Earlier, Lucy had printed out the first six chapters of her current manuscript for Maddie to look over for inconsistencies and mistakes. Maddie might be a little freaky and inappropriate sometimes, but she was brilliant and gave excellent critiques. In turn, Lucy helped Maddie out when she needed it.

Maddie followed Lucy to her car. “Promise you’ll be careful about this Quinn guy.”

Lucy handed over the manuscript pages and looked into Maddie’s brown eyes. Sometimes Lucy got the feeling that her friend was hiding from something. Something that she hid behind her brash personality. Something she never shared with anyone. Lucy wasn’t the sort of person to dig and pry, but if Maddie ever wanted to share, Lucy would be there to listen. “I promise,” she said. “And you promise not to be such a hard ass.”
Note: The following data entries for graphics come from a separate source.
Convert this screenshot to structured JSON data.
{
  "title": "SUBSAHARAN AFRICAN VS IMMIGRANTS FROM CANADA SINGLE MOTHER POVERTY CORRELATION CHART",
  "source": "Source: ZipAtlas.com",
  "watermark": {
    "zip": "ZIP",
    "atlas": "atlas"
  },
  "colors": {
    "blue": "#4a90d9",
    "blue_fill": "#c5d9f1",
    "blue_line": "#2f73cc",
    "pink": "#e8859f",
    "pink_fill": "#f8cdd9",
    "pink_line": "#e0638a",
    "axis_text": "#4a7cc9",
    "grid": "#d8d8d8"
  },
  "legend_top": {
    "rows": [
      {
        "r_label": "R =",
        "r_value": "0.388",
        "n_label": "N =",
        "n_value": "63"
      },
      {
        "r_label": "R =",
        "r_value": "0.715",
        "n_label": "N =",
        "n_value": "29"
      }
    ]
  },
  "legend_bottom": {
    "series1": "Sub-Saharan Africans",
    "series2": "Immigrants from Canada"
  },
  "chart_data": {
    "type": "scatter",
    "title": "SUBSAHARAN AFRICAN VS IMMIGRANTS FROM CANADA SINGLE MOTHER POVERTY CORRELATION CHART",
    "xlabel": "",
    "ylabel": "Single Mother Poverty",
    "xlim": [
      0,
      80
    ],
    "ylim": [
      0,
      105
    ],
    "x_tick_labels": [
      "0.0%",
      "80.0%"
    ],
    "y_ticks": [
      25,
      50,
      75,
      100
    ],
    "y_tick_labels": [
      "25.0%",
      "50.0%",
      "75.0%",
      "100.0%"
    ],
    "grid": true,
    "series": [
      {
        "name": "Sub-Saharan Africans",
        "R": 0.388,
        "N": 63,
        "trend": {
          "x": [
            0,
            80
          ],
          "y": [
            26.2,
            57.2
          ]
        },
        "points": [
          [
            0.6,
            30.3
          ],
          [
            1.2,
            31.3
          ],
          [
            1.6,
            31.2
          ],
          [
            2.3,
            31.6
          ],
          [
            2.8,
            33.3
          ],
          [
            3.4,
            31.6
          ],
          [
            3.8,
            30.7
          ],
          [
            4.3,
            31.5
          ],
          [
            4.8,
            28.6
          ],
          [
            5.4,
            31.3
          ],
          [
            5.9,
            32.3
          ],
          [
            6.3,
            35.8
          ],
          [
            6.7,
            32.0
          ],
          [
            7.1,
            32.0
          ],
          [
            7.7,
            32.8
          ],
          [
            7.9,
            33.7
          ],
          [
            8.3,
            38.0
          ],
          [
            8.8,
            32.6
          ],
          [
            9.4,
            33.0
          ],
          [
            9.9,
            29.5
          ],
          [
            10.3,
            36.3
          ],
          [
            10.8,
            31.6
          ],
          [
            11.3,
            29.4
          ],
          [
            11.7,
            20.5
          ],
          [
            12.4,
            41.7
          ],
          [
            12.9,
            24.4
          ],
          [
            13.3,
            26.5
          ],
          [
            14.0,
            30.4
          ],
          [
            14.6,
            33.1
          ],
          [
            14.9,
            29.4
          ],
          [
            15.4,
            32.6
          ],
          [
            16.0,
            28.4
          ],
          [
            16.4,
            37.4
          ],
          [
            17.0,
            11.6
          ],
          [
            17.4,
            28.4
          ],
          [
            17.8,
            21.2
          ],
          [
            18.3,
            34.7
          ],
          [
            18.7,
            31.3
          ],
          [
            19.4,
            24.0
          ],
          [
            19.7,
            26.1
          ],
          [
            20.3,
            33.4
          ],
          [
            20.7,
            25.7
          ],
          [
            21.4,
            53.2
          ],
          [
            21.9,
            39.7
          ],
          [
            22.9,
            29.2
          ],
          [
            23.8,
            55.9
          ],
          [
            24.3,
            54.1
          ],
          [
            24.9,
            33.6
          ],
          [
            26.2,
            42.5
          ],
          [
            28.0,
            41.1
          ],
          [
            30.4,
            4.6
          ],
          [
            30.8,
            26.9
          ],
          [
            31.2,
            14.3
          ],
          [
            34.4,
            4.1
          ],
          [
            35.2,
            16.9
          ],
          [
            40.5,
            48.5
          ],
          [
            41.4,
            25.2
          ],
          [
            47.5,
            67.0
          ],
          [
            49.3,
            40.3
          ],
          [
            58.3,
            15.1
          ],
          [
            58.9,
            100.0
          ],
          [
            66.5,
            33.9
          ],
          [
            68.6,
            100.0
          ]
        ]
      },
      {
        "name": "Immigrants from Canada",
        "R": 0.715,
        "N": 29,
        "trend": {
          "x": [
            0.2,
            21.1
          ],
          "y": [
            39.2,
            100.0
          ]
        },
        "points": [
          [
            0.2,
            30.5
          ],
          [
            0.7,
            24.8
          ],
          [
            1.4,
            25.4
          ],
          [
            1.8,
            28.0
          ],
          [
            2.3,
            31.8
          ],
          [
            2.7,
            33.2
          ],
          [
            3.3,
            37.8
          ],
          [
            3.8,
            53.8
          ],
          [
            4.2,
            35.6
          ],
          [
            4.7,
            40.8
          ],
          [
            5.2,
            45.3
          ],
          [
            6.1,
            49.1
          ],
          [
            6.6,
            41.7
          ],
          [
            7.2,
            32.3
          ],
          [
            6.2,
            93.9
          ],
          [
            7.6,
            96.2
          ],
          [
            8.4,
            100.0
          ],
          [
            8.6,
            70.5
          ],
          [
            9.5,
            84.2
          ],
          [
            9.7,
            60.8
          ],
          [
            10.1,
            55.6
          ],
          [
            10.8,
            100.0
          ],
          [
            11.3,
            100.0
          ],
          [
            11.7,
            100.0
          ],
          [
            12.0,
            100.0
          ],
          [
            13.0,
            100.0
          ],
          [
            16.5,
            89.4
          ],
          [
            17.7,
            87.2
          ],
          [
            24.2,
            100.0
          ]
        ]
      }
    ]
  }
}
Maddie said but didn’t promise a thing.

Lucy jumped in her car. On the drive home, her thoughts returned to Quinn. Maybe Adele and Clare were right. Maybe he was just a normal man pursuing her. Maybe she was looking for trouble.

She wove in and out of traffic and blew through a yellow light on Thirteenth and Fort, telling herself that it was safer to go through a yellow than to slam on her brakes. As she drove past the junior high she’d attended as a teenager, the rational part of her brain took the opportunity to ask her if normal men trolled for women in chat rooms. No, they didn’t. Not unless there was something wrong with them. Or…they were in it for sex.

After a few more turns, she pulled into the alley behind her house. When she was with Quinn, she didn’t get the perv or creep vibe. On the contrary. More like he had a smooth sexual energy vibe. One that she had to admit was a little mesmerizing.

She hit the garage door opener pinned to the visor and waited for the old wooden door to lift. A lot of the houses in Boise’s North End had been built around the turn of the twentieth century and still had carriage blocks by the curbs. But once Packards started rolling into town, Boiseans abandoned their carriages and built small detached garages in their backyards. Many of the single-car structures like Lucy’s were still in use because there wasn’t room for anything larger.